Sam Rusk, BS1 • Yoav N. Nygate, MS1 • Chris R. Fernandez, MS1 • Jiaxiao M. Shi, PhD2 • Jessica Arguelles, BS2 • Matthew T. Klimper, BS2 • Nathaniel F. Watson, MD, MS3 • Robert Stretch MD4 • Michelle Zeidler MD5 • Anupamjeet Sekhon, MD2 • Kendra Becker MD2 • Joseph Kim MD2 • Dennis Hwang, MD, PhD2
Introduction
Improving positive airway pressure (PAP) adherence is crucial to sleep apnea therapy success. Although behavioral interventions may be deployed to increase PAP adherence, operationalization remains an ongoing clinical challenge. Treatment outcomes may be optimized by forecasting PAP use to identify patients at risk for non-adherence enabling early intervention. We build upon our previous work by leveraging a larger dataset, additional metadata, and new Deep Learning approaches to forecast future PAP adherence.
Methods
We collected a cohort of N=21,397 subjects with daily PAP usage recorded during 2015-2021. We defined the input to models as the number of minutes the PAP machine was used during each day for the first 30-days. The ground truth was defined as the PAP adherence of the patients at the 3-month, 6- month, and 1-year endpoints.
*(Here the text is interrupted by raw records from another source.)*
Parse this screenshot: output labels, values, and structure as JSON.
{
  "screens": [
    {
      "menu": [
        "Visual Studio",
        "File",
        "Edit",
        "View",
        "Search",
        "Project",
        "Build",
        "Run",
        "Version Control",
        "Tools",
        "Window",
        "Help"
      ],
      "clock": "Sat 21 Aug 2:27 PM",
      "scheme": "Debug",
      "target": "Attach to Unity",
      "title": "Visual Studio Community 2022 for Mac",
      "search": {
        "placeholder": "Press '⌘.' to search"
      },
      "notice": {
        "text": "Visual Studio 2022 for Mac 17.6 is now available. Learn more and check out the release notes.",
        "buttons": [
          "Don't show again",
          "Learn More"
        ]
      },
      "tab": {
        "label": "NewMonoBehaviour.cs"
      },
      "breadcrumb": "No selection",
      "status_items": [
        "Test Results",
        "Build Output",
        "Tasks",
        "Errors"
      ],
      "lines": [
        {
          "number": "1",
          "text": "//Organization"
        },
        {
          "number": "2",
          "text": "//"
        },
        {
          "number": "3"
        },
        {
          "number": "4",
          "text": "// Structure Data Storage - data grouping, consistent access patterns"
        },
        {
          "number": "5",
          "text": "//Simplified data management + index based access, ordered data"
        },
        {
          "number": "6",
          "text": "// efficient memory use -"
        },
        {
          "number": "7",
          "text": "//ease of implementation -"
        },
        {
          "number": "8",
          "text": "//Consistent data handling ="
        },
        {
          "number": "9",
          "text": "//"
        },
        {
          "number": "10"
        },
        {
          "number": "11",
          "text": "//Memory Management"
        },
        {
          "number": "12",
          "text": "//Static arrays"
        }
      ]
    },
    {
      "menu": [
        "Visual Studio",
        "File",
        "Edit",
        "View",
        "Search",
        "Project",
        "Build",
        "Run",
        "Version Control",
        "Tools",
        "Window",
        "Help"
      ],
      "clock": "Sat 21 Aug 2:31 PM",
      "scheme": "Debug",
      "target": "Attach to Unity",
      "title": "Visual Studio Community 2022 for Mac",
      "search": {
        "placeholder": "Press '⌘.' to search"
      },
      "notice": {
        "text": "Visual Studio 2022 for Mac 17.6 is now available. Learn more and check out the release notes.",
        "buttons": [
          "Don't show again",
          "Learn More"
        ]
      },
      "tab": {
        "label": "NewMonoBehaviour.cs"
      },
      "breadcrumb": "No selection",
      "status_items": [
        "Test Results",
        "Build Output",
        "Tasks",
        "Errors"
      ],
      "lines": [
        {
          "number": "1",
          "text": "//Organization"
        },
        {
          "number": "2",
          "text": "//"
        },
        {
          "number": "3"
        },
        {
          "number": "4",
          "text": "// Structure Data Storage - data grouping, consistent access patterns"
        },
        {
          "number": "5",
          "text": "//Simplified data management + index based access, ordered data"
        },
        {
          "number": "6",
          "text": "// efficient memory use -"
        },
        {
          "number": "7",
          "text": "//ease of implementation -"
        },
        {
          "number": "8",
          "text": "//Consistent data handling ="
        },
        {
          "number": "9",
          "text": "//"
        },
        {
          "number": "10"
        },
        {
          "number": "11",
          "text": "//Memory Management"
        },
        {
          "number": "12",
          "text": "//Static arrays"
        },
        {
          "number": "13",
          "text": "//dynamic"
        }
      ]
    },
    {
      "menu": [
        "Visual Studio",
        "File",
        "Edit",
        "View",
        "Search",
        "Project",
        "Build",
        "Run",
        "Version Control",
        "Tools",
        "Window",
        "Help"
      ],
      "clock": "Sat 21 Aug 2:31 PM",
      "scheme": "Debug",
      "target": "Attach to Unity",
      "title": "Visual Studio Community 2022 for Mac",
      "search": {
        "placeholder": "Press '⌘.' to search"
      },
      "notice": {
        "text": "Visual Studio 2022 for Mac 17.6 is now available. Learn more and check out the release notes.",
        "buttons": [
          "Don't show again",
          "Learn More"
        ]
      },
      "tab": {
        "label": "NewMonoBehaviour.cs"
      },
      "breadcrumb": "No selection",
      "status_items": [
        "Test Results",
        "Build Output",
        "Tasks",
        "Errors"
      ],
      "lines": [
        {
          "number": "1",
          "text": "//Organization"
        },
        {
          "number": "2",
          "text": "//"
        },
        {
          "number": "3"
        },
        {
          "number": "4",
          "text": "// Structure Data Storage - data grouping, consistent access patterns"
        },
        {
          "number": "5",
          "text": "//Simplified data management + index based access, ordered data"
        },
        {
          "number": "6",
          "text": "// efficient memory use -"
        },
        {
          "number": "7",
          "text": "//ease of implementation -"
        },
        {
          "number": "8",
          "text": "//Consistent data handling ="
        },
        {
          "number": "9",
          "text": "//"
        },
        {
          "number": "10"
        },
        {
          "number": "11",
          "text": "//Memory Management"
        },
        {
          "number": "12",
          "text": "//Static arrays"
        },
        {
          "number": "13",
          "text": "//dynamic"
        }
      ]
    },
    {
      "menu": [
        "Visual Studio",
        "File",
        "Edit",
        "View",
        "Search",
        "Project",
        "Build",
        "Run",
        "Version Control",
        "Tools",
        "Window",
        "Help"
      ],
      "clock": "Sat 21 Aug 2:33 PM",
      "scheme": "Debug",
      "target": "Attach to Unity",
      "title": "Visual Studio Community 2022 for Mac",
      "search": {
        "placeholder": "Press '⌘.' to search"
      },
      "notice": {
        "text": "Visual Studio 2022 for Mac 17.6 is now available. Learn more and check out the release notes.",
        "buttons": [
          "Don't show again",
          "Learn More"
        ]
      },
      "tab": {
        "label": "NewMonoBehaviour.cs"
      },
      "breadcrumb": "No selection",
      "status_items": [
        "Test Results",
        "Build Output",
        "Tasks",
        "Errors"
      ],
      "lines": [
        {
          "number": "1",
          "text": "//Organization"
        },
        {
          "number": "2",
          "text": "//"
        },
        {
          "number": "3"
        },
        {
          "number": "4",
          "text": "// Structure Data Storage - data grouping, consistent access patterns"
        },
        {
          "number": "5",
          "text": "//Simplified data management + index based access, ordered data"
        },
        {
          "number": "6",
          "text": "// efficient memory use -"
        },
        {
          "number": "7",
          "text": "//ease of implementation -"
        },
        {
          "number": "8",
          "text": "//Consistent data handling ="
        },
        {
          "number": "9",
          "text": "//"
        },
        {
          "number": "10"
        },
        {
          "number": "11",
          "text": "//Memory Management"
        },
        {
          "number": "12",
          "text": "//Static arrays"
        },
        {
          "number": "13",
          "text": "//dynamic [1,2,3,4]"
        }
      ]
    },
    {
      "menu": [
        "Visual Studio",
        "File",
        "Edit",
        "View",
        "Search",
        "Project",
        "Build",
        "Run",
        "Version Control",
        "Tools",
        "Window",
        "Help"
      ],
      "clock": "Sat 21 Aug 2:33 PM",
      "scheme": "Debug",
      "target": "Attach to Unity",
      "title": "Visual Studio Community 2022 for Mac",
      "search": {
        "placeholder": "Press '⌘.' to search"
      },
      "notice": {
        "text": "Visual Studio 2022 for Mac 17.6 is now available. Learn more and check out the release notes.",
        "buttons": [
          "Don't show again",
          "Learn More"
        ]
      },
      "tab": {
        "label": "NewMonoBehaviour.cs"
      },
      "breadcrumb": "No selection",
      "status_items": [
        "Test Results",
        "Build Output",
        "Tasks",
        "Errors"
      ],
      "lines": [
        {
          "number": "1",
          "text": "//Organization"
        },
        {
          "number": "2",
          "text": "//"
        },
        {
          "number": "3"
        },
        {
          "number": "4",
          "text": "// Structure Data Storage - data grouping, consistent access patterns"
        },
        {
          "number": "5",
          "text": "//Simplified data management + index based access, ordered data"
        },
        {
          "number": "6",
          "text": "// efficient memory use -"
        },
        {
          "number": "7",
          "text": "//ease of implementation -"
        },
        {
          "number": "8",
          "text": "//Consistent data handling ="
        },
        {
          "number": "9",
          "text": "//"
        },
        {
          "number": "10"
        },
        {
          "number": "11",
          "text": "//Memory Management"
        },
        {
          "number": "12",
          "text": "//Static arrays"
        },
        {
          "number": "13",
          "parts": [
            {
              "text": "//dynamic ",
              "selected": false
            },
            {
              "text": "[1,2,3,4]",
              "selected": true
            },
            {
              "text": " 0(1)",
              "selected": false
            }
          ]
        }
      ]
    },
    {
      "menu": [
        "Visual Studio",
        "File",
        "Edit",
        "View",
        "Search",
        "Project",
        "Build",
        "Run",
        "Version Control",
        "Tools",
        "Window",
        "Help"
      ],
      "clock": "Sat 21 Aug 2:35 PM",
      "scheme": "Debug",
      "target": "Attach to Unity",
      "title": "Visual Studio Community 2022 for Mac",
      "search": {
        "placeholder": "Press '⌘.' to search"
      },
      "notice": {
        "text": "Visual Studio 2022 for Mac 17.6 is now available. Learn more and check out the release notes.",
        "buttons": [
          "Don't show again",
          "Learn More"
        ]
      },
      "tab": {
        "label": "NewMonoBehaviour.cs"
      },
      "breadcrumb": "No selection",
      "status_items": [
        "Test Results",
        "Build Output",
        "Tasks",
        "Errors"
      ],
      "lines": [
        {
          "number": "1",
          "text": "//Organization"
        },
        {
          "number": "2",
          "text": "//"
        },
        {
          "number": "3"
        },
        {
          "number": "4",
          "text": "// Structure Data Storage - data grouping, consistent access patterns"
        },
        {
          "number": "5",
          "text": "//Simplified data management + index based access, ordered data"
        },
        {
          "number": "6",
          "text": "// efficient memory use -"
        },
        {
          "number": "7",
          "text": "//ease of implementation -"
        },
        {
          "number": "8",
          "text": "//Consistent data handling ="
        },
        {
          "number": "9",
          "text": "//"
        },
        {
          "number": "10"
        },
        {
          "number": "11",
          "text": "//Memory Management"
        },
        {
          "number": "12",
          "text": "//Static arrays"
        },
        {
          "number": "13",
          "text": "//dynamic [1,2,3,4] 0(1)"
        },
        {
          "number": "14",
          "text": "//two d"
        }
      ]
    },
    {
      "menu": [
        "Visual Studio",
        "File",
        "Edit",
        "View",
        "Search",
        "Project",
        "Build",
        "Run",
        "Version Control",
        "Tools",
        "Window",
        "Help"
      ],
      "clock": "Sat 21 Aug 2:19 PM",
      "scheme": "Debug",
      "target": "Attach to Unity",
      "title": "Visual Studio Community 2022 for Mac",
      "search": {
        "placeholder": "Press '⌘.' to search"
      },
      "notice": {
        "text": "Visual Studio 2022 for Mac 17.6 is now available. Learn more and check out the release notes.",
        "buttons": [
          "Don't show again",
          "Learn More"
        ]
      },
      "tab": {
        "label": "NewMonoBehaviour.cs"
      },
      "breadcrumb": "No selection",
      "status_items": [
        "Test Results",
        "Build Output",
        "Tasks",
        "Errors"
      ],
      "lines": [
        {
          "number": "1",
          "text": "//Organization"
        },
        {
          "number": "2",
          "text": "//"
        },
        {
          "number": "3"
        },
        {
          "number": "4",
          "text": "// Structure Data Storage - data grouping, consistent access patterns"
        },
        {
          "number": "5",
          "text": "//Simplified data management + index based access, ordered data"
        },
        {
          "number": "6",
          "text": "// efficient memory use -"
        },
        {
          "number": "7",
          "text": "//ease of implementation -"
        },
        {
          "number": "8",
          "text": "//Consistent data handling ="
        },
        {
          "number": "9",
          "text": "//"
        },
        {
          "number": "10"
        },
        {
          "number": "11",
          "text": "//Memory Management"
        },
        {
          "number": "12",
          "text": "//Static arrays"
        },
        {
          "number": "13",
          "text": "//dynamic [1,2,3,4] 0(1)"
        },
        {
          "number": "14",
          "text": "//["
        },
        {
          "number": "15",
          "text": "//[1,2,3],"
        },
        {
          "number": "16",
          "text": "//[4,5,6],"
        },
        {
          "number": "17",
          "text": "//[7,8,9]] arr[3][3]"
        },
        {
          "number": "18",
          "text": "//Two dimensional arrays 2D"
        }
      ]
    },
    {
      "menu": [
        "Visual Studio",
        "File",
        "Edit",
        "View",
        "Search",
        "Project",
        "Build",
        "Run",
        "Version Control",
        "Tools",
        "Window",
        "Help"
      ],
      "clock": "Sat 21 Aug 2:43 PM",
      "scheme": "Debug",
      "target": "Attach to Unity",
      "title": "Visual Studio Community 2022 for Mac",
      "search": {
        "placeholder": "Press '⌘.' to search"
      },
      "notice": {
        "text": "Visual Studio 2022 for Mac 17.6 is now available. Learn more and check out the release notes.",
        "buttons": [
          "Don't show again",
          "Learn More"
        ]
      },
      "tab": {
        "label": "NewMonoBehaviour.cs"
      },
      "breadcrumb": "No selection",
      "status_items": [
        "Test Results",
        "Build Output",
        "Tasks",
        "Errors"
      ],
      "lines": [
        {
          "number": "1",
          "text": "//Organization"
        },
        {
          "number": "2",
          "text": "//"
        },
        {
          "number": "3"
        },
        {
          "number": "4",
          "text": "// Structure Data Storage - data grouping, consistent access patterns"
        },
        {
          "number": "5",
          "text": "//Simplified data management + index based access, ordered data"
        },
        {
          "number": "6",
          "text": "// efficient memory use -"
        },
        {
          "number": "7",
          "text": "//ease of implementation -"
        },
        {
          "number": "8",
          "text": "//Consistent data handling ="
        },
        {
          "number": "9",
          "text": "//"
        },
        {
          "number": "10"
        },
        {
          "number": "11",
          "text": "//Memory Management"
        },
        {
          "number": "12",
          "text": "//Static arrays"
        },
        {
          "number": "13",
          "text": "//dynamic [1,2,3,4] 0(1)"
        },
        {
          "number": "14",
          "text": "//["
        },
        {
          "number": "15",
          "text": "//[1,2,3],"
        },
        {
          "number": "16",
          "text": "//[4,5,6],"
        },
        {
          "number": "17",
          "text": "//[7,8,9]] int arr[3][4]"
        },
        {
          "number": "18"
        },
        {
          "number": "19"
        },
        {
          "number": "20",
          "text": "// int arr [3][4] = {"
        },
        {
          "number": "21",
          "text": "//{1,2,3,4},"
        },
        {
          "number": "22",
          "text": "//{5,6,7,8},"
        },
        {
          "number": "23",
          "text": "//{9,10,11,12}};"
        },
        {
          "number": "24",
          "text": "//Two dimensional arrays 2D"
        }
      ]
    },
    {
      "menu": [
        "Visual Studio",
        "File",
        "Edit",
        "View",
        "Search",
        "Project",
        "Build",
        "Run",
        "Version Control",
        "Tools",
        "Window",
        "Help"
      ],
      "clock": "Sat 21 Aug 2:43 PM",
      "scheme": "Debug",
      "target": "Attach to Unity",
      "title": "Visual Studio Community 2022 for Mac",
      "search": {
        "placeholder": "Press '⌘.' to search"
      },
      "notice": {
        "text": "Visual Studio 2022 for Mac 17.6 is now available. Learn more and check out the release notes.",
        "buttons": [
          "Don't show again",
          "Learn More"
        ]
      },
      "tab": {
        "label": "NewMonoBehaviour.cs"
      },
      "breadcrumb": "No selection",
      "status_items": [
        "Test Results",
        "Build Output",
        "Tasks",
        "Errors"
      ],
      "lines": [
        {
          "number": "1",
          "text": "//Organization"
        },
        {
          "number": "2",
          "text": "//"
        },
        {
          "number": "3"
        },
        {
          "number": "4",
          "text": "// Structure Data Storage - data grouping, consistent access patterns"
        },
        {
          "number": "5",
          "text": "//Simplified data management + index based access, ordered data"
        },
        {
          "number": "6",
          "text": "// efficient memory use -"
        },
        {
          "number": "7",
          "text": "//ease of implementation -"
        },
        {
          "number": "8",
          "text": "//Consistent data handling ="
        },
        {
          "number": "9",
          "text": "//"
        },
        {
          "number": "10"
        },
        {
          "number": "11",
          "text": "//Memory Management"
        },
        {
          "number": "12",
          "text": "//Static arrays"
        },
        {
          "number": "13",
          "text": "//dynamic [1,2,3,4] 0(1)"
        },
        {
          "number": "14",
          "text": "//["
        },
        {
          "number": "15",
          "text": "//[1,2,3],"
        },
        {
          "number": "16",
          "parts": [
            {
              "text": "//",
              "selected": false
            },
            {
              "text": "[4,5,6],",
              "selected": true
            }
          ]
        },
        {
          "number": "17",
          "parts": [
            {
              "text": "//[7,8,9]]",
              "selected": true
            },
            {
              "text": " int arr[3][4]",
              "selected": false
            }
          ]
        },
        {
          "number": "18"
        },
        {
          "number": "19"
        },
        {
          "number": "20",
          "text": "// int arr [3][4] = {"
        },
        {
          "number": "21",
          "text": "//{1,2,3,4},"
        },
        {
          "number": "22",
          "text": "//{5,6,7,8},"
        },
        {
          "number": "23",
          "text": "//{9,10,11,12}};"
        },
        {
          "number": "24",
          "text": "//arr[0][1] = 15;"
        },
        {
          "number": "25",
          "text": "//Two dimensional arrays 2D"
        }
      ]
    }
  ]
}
Adherence was calculated based on a 30-day window as ≥4-hours of usage for ≥70% of nights. We evaluated a Deep Neural Network (DNN) model with 10-fold cross- validation to forecast future adherence by leveraging previous daily usage information. Results were compared to a naive method which assumes adherence at each time point equals adherence during the first 30-days.
Results
The DNN models predicted adherence with a sensitivity of 90%, 81%, 77% and a specificity of 90%, 81%, 77%, for 3-month, 6-month, and 1-year endpoints, with ROC-AUC values of 0.97, 0.89, and 0.84 respectively. The models converged to ROC-AUC performance >0.90 for the first 90-days within the first 7 to 14-days of PAP use.
Conclusions
DNN models demonstrated strong predictive performance for PAP adherence, as defined by the CMS adherence criteria, measured by sensitivity, specificity, and overall ROC-AUC results at clinically relevant 90-day, 6-month, and 1-year timepoints. AI approaches show promise as early predictors of the likelihood to meet key therapy utilization thresholds within the first 1-2 weeks of therapy, enabling early PAP intervention or transition to alternative therapies.